The B.1.617 variant of coronavirus, also known as ‘double mutant’, does lead to loss of neutralisation of antibodies but it is modest, Anurag Agrawal, director of the Institute of Genomics and Integrative Biology, said on Tuesday, stressing that vaccines are effective against it.
Research, which Agrawal was a part of, also suggested that vaccines are likely to prevent severe disease.
B.1.617 has three spike protein mutations. Two mutations E484Q and L452R are in the area important for antibody-based neutralisation. The third mutation P681R allows the virus to enter cells a little better.

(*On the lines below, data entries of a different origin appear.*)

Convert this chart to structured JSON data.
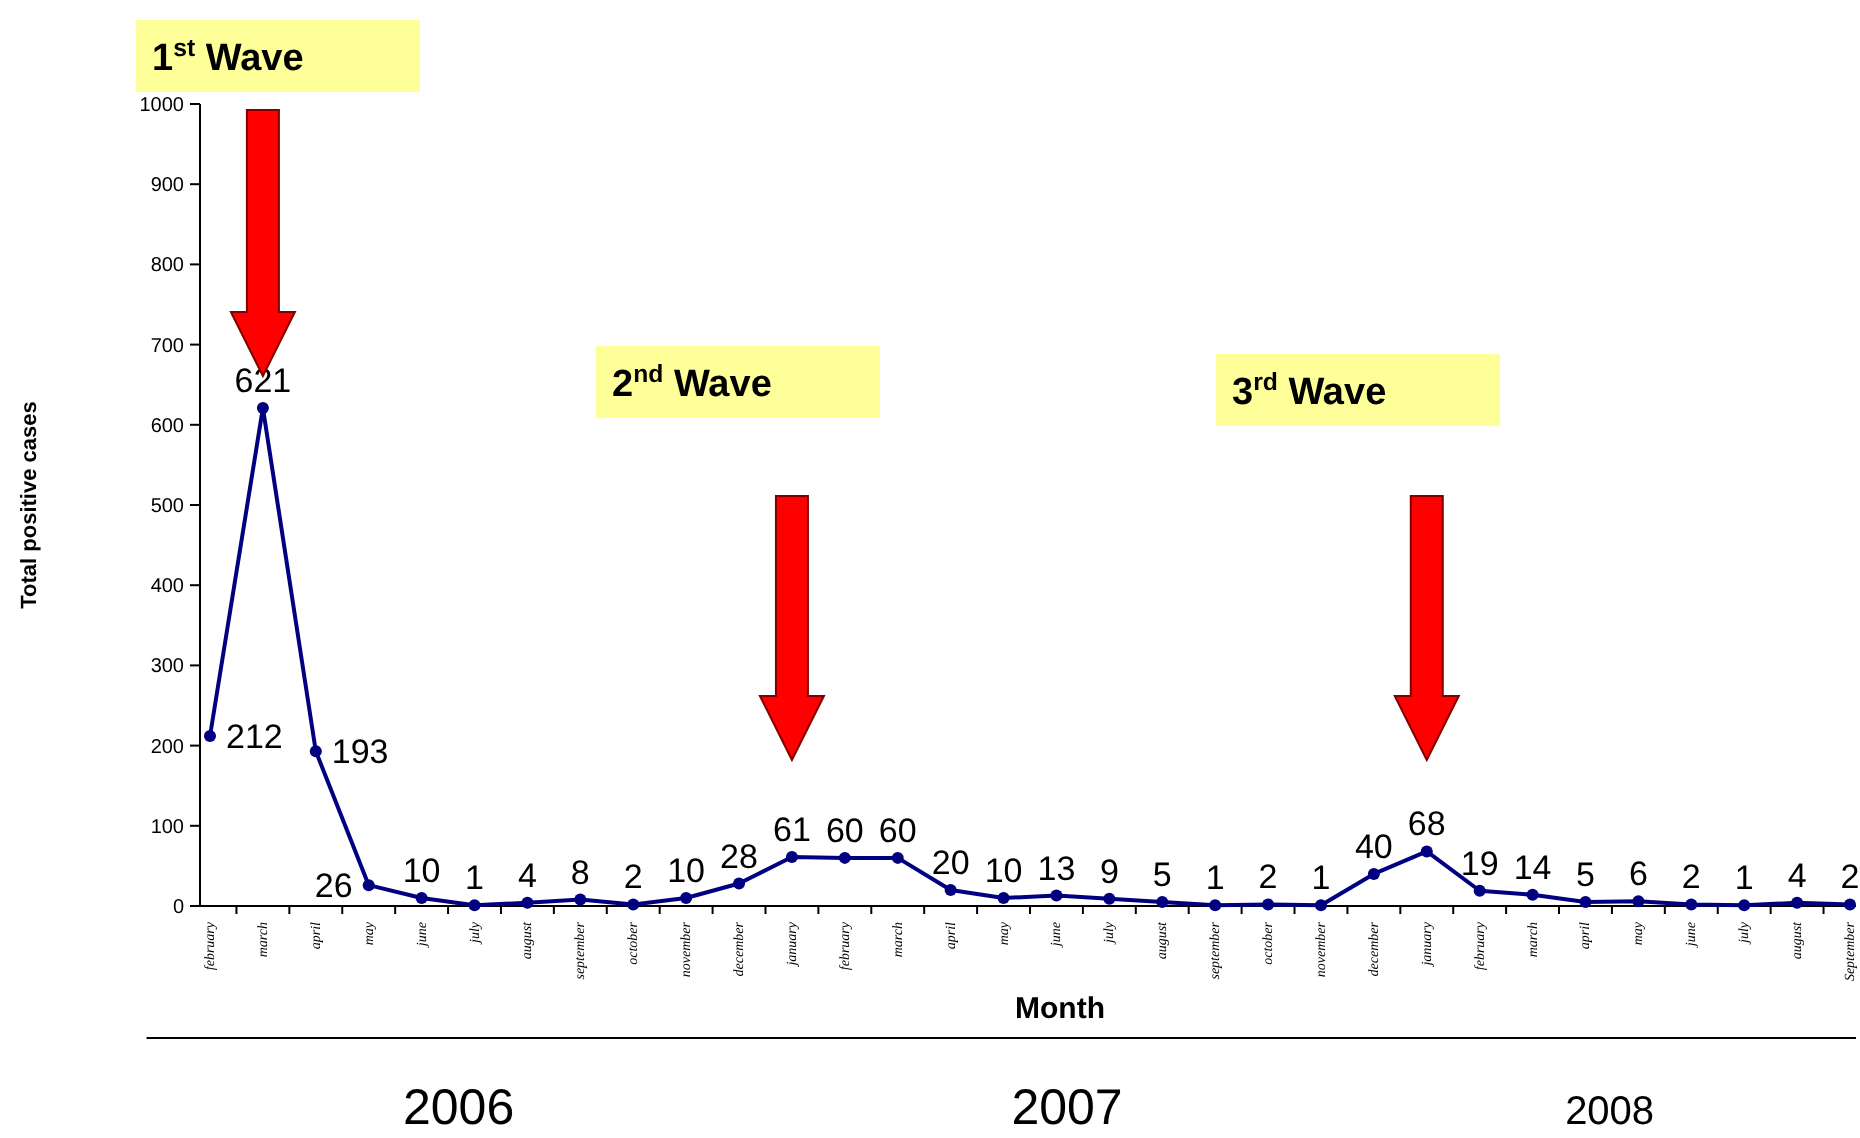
{
  "chart_data": {
    "type": "line",
    "xlabel": "Month",
    "ylabel": "Total positive cases",
    "categories": [
      "february",
      "march",
      "april",
      "may",
      "june",
      "july",
      "august",
      "september",
      "october",
      "november",
      "december",
      "january",
      "february",
      "march",
      "april",
      "may",
      "june",
      "july",
      "august",
      "september",
      "october",
      "november",
      "december",
      "january",
      "february",
      "march",
      "april",
      "may",
      "june",
      "july",
      "august",
      "September"
    ],
    "series": [
      {
        "color": "#000080",
        "values": [
          212,
          621,
          193,
          26,
          10,
          1,
          4,
          8,
          2,
          10,
          28,
          61,
          60,
          60,
          20,
          10,
          13,
          9,
          5,
          1,
          2,
          1,
          40,
          68,
          19,
          14,
          5,
          6,
          2,
          1,
          4,
          2
        ]
      }
    ],
    "ylim": [
      0,
      1000
    ],
    "yticks": [
      0,
      100,
      200,
      300,
      400,
      500,
      600,
      700,
      800,
      900,
      1000
    ],
    "data_labels": true,
    "marker": "circle",
    "grid": false,
    "annotations": [
      "1$^{st}$ Wave",
      "2$^{nd}$ Wave",
      "3$^{rd}$ Wave",
      "2006",
      "2007",
      "2008"
    ]
  }
}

“The ability of loss of neutralisation of antibodies is modest but it is not much. It’s not the case that double mutation will have the double the loss of neutralisation. There is loss of neutralisation but it is not a huge amount. We expect the vaccines to still work even if they work a little bit less. They should prevent severe disease," Agrawal said.
The paper is yet to be peer-reviewed, he said.
A manual released by the Office of Principal Scientific Adviser last week said Covaxin and Covishield, two vaccines currently in use in India, provide protection against B.1.617 variant of the virus.
“Vaccination drives in some countries have resulted in 95.8 per cent drop in infection rates in those who have been fully vaccinated," the manual said.